ADVERTISEMENT

SBI Expects Return On Assets To Touch Highest Level In 16 Years By 2020-21

State Bank of India had last achieved return on assets of more than 1 percent in 2004-05.

A customer uses an ATM at a State Bank of India branch at night in Bengaluru, India. (Photographer: Karen Dias/Bloomberg)
A customer uses an ATM at a State Bank of India branch at night in Bengaluru, India. (Photographer: Karen Dias/Bloomberg)

State Bank of India expects its return on assets—an indicator how profitable a company is relative to its assets—to touch its highest level in 16 years by the fiscal ending March 2021 as the lender’s operating metrics improve and credit costs fall.

India’s largest bank targets its return on assets at 0.4-0.5 percent for 2019-20 and at 0.9-1.0 percent for 2020-21, the management said at a post-earnings analyst meet on Wednesday. SBI had last achieved return on assets of more than 1 percent in 2004-05. The profitability metric fell and even contracted in the last few years as the bank struggled with asset quality issues.

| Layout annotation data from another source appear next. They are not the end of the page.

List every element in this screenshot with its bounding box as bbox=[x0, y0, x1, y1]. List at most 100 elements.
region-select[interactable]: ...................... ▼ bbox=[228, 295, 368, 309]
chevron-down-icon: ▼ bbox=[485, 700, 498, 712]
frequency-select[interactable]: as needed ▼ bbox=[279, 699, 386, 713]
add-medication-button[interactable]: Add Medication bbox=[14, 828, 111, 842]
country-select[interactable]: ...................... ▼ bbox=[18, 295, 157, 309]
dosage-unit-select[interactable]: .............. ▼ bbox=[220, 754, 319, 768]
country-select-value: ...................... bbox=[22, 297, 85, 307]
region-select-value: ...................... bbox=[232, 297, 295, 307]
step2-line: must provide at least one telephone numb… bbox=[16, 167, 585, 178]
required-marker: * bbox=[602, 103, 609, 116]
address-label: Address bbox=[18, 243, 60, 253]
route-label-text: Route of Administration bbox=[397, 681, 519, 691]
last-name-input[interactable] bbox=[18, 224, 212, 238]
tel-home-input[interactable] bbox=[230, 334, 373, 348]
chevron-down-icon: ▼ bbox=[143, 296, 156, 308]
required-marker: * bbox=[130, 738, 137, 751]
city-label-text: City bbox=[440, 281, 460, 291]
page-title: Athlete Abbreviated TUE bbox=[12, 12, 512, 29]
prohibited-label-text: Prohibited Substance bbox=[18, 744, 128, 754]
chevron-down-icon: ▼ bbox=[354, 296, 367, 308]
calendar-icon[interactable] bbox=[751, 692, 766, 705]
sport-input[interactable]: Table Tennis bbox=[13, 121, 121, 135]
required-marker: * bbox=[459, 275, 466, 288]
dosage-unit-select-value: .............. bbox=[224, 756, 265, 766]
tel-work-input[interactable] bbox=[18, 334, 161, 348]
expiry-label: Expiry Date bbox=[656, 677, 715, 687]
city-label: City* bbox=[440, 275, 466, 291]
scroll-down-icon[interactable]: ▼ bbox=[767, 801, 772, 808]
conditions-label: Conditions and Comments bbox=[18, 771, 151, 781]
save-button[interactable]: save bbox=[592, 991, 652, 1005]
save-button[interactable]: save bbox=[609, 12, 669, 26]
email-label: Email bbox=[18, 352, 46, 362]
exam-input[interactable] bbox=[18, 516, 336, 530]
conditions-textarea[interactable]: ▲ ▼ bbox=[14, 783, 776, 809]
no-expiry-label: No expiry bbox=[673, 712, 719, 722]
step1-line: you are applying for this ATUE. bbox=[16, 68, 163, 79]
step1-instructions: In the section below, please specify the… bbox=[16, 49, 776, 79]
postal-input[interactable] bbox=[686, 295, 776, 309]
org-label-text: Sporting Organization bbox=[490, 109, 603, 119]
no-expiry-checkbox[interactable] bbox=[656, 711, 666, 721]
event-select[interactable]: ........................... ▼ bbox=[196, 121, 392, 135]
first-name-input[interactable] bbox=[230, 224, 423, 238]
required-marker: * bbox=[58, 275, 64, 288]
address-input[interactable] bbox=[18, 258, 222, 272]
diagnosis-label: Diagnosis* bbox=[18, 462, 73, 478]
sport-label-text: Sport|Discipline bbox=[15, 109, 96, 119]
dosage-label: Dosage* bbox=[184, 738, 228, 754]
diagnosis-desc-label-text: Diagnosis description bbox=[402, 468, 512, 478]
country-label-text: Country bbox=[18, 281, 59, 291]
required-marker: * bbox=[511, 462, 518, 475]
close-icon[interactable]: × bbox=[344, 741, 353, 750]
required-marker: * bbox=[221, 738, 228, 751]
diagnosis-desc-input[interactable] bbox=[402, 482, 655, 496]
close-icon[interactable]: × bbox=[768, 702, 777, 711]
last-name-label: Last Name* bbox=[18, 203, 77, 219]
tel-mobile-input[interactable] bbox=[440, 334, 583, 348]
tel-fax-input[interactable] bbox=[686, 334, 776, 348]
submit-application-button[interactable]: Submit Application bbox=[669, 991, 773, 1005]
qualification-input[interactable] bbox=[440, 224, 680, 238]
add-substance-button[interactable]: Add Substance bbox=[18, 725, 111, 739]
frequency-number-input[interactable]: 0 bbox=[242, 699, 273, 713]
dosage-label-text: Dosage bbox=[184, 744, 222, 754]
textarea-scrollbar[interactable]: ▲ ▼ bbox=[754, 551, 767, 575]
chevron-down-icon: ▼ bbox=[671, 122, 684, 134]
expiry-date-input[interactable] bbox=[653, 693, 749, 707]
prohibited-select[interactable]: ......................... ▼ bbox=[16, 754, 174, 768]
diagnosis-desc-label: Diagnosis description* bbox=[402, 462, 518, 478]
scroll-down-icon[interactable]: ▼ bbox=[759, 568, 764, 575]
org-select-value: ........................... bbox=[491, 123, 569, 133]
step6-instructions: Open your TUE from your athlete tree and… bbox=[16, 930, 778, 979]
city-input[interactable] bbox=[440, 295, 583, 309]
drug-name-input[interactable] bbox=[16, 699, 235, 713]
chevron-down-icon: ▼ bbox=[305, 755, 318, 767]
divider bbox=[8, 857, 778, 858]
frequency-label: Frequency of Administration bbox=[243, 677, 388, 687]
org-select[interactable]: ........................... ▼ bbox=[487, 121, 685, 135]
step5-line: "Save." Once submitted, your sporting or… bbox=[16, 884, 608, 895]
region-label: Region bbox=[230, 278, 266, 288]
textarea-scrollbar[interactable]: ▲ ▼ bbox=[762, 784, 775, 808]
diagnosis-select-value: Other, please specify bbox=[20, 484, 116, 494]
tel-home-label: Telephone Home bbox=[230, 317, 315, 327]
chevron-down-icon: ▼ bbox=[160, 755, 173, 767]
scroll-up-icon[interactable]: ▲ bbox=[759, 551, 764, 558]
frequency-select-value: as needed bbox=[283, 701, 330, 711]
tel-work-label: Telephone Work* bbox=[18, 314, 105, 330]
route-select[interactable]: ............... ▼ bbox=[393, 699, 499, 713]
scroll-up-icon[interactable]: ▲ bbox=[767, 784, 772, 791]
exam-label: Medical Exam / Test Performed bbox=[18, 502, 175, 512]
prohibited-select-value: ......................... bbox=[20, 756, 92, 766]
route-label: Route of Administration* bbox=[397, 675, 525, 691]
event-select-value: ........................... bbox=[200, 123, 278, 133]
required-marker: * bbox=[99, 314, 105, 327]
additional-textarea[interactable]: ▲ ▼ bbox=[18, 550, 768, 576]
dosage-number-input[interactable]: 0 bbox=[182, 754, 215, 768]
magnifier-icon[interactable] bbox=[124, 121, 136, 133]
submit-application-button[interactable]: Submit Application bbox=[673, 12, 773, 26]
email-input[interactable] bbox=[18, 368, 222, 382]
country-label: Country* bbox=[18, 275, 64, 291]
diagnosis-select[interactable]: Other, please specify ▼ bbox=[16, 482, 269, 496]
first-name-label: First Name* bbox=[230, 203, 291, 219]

But SBI has been reporting a decline in bad loans for the past few quarters. Its net non-performing assets as a percentage of net advances were at their lowest in at least 10 quarters in the three months ended September. The bank’s profit, too, trebled over the last year during the period, aided by its stake sale in its life insurance subsidiary.

Opinion
Q2 Results: State Bank Of India’s Profit Beats Estimates On SBI Life Stake Sale

Key Highlights From The Analyst Meet

  • SBI targets sub-1 percent credit cost by 2020-21—credit cost was 250 basis points in 2018-19 and 198 basis points as of September 2019.
  • Made full provision on two large corporate steel accounts and expects significant recoveries in the second half of the fiscal.
  • Expects an improvement in asset quality in the second half of 2019-20, with slippage ratio falling to less than 2 percent versus 2.2 percent in the first six months.
  • Focus on credit quality impacting growth.
  • Bank expects credit growth of 10 percent/12 percent in FY20/21.
  • Loan growth to be primarily driven by retail and higher rated corporate loans.
  • Net interest margin expected at 3.15 percent/3.2 percent in FY20/21.
  • Bank has seen minimal impact of reducing the rate offered on saving deposit from 4 percent to 3 percent.
  • Expects value unlocking from SBI Cards business in a few quarters.
  • Bank’s subsidiaries (insurance, AMC and cards) are scaling up steadily with healthy return on equity.

Retail Banking Focus

  • SBI aims to grow 18-20 percent in retail housing.
  • Plans to tie-up with microfinance lenders and NBFCs to build agri-lending.
  • Focus on lowering the risk in SME book by having a greater mix of asset-backed business in the segment.

Here’s What Brokerages Have To Say

UBS

  • Believes the bank has a strong retail liability franchise, while asset quality challenges exist in the near term.
  • Post recent correction, the stock is trading at 0.7 times its estimated price-to-book value for FY21.
  • Maintains target price at Rs 375 a share.

HSBC

  • The risk of some chunky corporate stress is not fully behind (for instance, in telecom and housing finance companies)
  • Expects the bank to have strong buffers.
  • Target price unchanged at Rs 400.
  • Values the bank at 1.2 times its FY22 consolidated book value per share.

Edelweiss

  • Given the substantial risk aversion, the stock is expected to do well.
  • Maintains ‘Buy’ with a target price of Rs 390 apiece.

Axis Capital

  • Maintains ‘buy’ with a target price of Rs 360 a share.
  • Despite attractive valuations, SBI has lagged its private peers in performance given the bad loan problems.
  • Second quarter provides comfort. Despite few exposures to NBFCs/telecom, a sharp reduction in credit costs is expected. That should improve RoA.
  • Subsidiaries are now lot more valuable—at a 10 percent holding company discount. They now contribute about 40 percent to the brokerage’s target price.

The highlights from analyst meet has been compiled from the research reports of Citi, HSBC, Jefferies, Edelweiss, Axis Capital and UBS.